HDFS mimics the Unix-style filesystem permissions mode. Each file and directory has a user, group owner, and set of permissions. These permissions can allow or disallow user access to a given directory or file. For example:
# hdfs dfs -ls / drwxr-xr-x - mapred mapred 0 2013-05-27 04:40 /jobtracker drwxrwxrwt - hdfs supergroup 0 2013-06-08 16:03 /tmp
You can see that the /jobtracker
directory is owned by the user mapred
and only this user is allowed to write files into this directory, while every user can read files in this directory. On the other hand, while the /tmp
directory is owned by the hdfs
user, everyone can read and write files there. This mimics the behavior of the Unix-type /tmp
directory.
To manipulate files permissions, HDFS provides commands that are similar to those of the Unix environment. As an example, let's create a home directory for the user alice
and change the directory ownership:
[root@nn1 ~]# hdfs dfs -mkdir /user/alice/ mkdir: Permission denied: user=root, access=WRITE, inode="/user":hdfs:hdfs:drwxr-xr-x
This attempt to create a directory fails and we get an error because the Linux root user doesn't have appropriate permissions on HDFS.
In CDH, the hdfs
user is an equivalent of superuser
—a user with the highest level of privileges.
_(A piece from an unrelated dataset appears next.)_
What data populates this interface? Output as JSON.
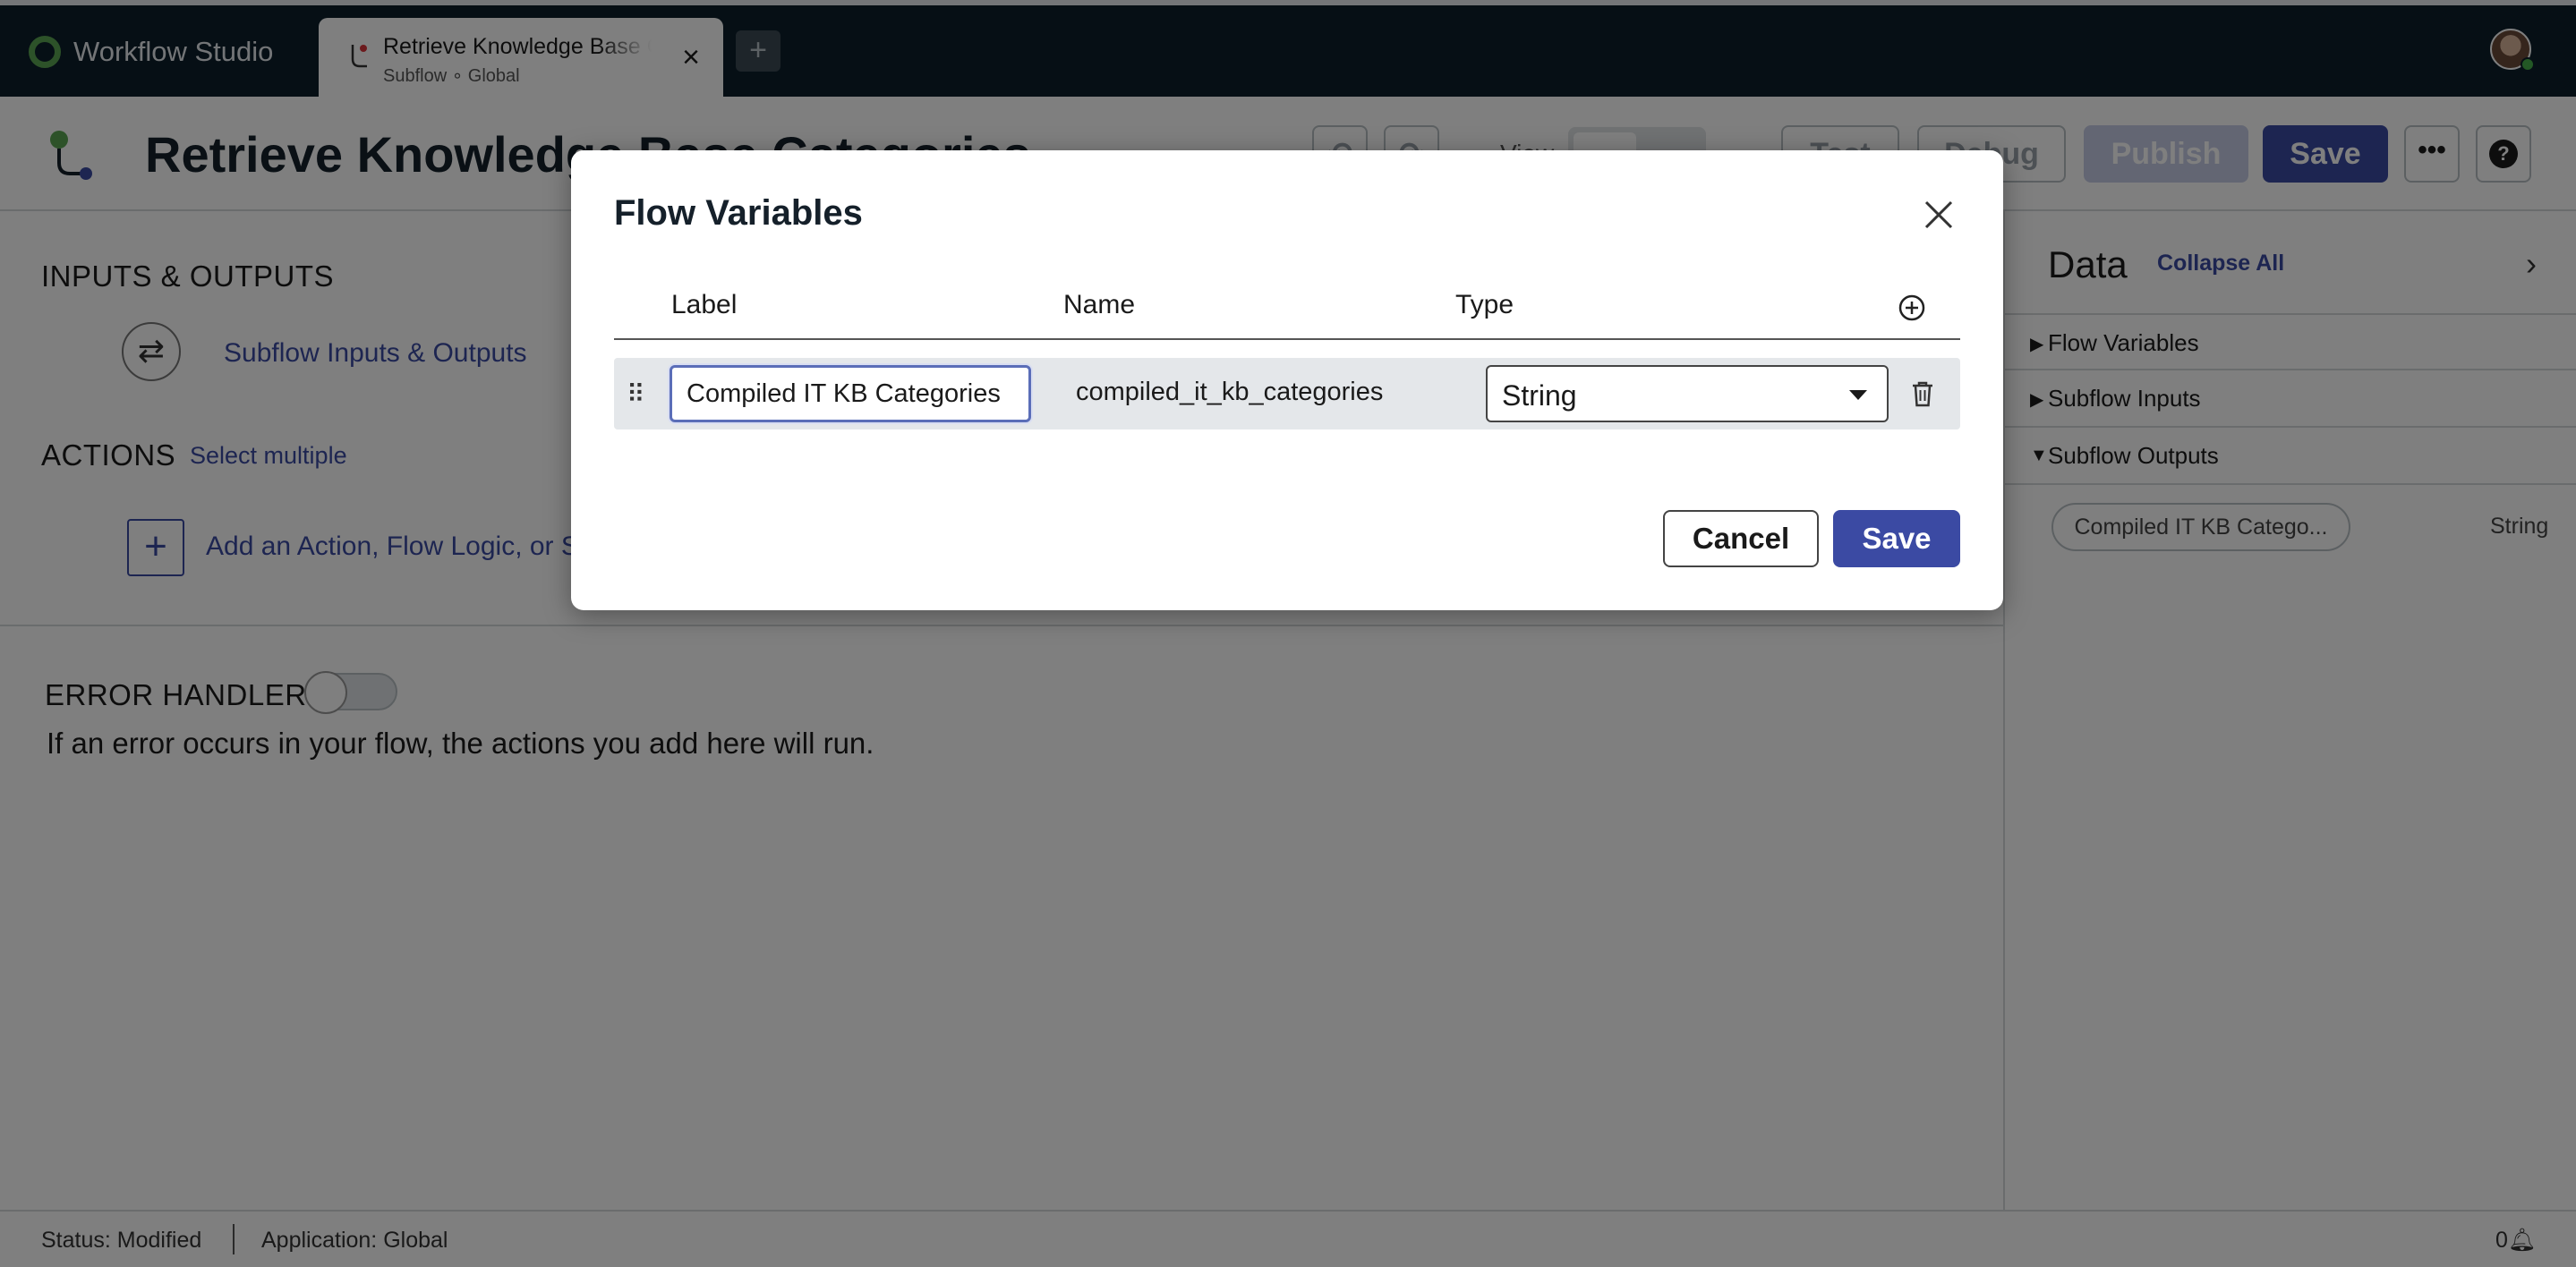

This is because all the HDFS daemons are running under the hdfs
user.
To fix this error, we will switch to the hdfs
user instead:
# sudo su - hdfs $ hdfs dfs -mkdir /user/alice/ $ hdfs dfs -chown alice:alice /user/alice/
You can also use the –chmod
command with syntax similar to the syntax in Linux, to change the access mode for files and directories.
There is no direct connection between OS users and the permissions you assign on HDFS. When you change the directory or file ownership, Hadoop doesn't check if the user actually exists. You need to be careful with the correct spelling of the usernames, since you will not get user doesn't exist errors from HDFS.